Ao final desta sequência, a câmera foca em uma engrenagem que nos remete à Vertov e ao componente maquínico do próprio fazer do cinema, bem como ao seu funcionamento de trazer à tona, ou à tela, as disputas ideológicas que perpetuam a luta de classes em sua infinita reprodução e transformação. O simbólico remete, em nossa interpretação, à constituição subjetiva contemporânea pela disputa, pela violência, pela guerra ideológica binária que levou tantos sujeitos à morte. Se o motor da história é a luta de classes, esta é a sequência fílmica em que é explicitado este posicionamento marxista através do uso de alguns elementos como as engrenagens, as cores vermelho e preto e os símbolos selecionados para a composição dessa sequência. A próxima sequência fílmica reitera a interpretação que produzimos da anterior, fazendo também relação com a sociedade do consumo. Estamos em uma hora e sete minutos de filme decorridos, as engrenagens em vermelho e preto surgem com números em preto e branco que formam códigos de barra em tons de cinza. A relação entre o consumo e a violência será elaborada na próxima sequência em que aparecem na tela imagens de explosões,

árvores sendo atingidas retornam ao tema da guerra e dos testes nucleares, o qual é repetido exaustivamente ao longo de toda a narrativa. Imagens de lançamento de foguetes e de armas de destruição em massa reafirmam a importância dos conflitos bélicos na contemporaneidade, no meio de tudo isso: o sujeito.

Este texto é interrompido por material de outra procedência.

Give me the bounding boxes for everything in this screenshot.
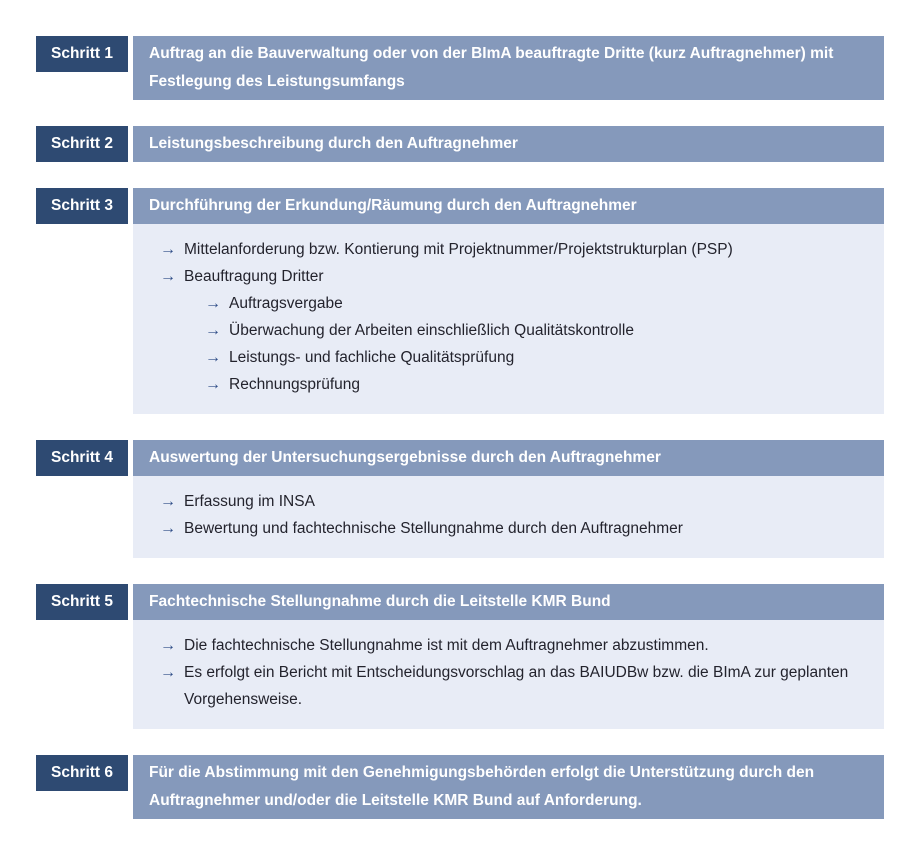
step-title-bar: Für die Abstimmung mit den Genehmigungsbehörden erfolgt die Unterstützung durch den Auftragnehmer und/oder die Leitstelle KMR Bund auf Anforderung. [133,755,884,819]
steps-container [36,36,884,819]
arrow-right-icon: → [205,322,221,339]
step-row [36,126,884,162]
step-header [36,36,884,100]
arrow-right-icon: → [160,241,176,258]
list-item-text: Erfassung im INSA [184,493,315,510]
list-item [133,515,864,542]
list-item [133,488,864,515]
step-title-bar: Fachtechnische Stellungnahme durch die Leitstelle KMR Bund [133,584,884,620]
list-item [133,632,864,659]
step-content-box [133,620,884,729]
step-row [36,188,884,414]
arrow-right-icon: → [160,493,176,510]
step-number-badge: Schritt 1 [36,36,128,72]
step-title-bar: Auswertung der Untersuchungsergebnisse durch den Auftragnehmer [133,440,884,476]
arrow-right-icon: → [205,295,221,312]
step-row [36,36,884,100]
step-row [36,755,884,819]
list-item [133,371,864,398]
step-content-box [133,224,884,414]
arrow-right-icon: → [160,637,176,654]
arrow-right-icon: → [205,349,221,366]
step-header [36,755,884,819]
step-number-badge: Schritt 4 [36,440,128,476]
list-item [133,659,864,713]
step-title-bar: Auftrag an die Bauverwaltung oder von der BImA beauftragte Dritte (kurz Auftragnehmer) mit Festlegung des Leistungsumfangs [133,36,884,100]
step-header [36,188,884,224]
step-title-bar: Durchführung der Erkundung/Räumung durch den Auftragnehmer [133,188,884,224]
list-item-text: Auftragsvergabe [229,295,343,312]
list-item-text: Bewertung und fachtechnische Stellungnahme durch den Auftragnehmer [184,520,683,537]
arrow-right-icon: → [160,664,176,681]
step-title-bar: Leistungsbeschreibung durch den Auftragnehmer [133,126,884,162]
list-item [133,263,864,290]
arrow-right-icon: → [160,268,176,285]
step-number-badge: Schritt 6 [36,755,128,791]
step-content-box [133,476,884,558]
step-header [36,440,884,476]
list-item-text: Leistungs- und fachliche Qualitätsprüfung [229,349,515,366]
list-item-text: Es erfolgt ein Bericht mit Entscheidungsvorschlag an das BAIUDBw bzw. die BImA zur geplanten Vorgehensweise. [184,664,849,708]
step-number-badge: Schritt 2 [36,126,128,162]
arrow-right-icon: → [205,376,221,393]
list-item-text: Rechnungsprüfung [229,376,360,393]
step-row [36,440,884,558]
list-item [133,290,864,317]
list-item [133,344,864,371]
list-item-text: Mittelanforderung bzw. Kontierung mit Projektnummer/Projektstrukturplan (PSP) [184,241,733,258]
list-item [133,236,864,263]
list-item [133,317,864,344]
step-number-badge: Schritt 5 [36,584,128,620]
list-item-text: Beauftragung Dritter [184,268,324,285]
list-item-text: Die fachtechnische Stellungnahme ist mit dem Auftragnehmer abzustimmen. [184,637,709,654]
arrow-right-icon: → [160,520,176,537]
step-number-badge: Schritt 3 [36,188,128,224]
list-item-text: Überwachung der Arbeiten einschließlich Qualitätskontrolle [229,322,634,339]
step-header [36,584,884,620]
step-header [36,126,884,162]
step-row [36,584,884,729]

Imagem 83 – Códigos de Barra (01:07:21)

Imagem 84 – Tela é espelho (01:03:05)

Surge a sequência fílmica em que aparecem imagens de crianças brincando em um parque e sobrepostos a elas aparecem na tela ícones da informática, e ao final aparece a imagem do reflexo do rosto de um adolescente na tela de um computador, o que chamou nossa atenção. Interpretamos essa sobreposição entre imagens de crianças e ícones como uma marca da condição da constituição subjetiva contemporânea pelo digital. O reflexo do rosto do jovem na tela marca a subjetivação das novas gerações pela tecnologia digital, afinal é nas redes sociais que se dão as trocas entre sujeitos e objetos simbólicos no século XXI, a troca de olhares foi substituída por um olhar atento às telas que desnudam o mundo para o sujeito. Com base nas cenas nas quais observamos os sujeitos em suas práticas sociais, podemos dizer que o documentário produz sentidos, menos sobre o digital em si do que sobre a relação entre ele e os sujeitos.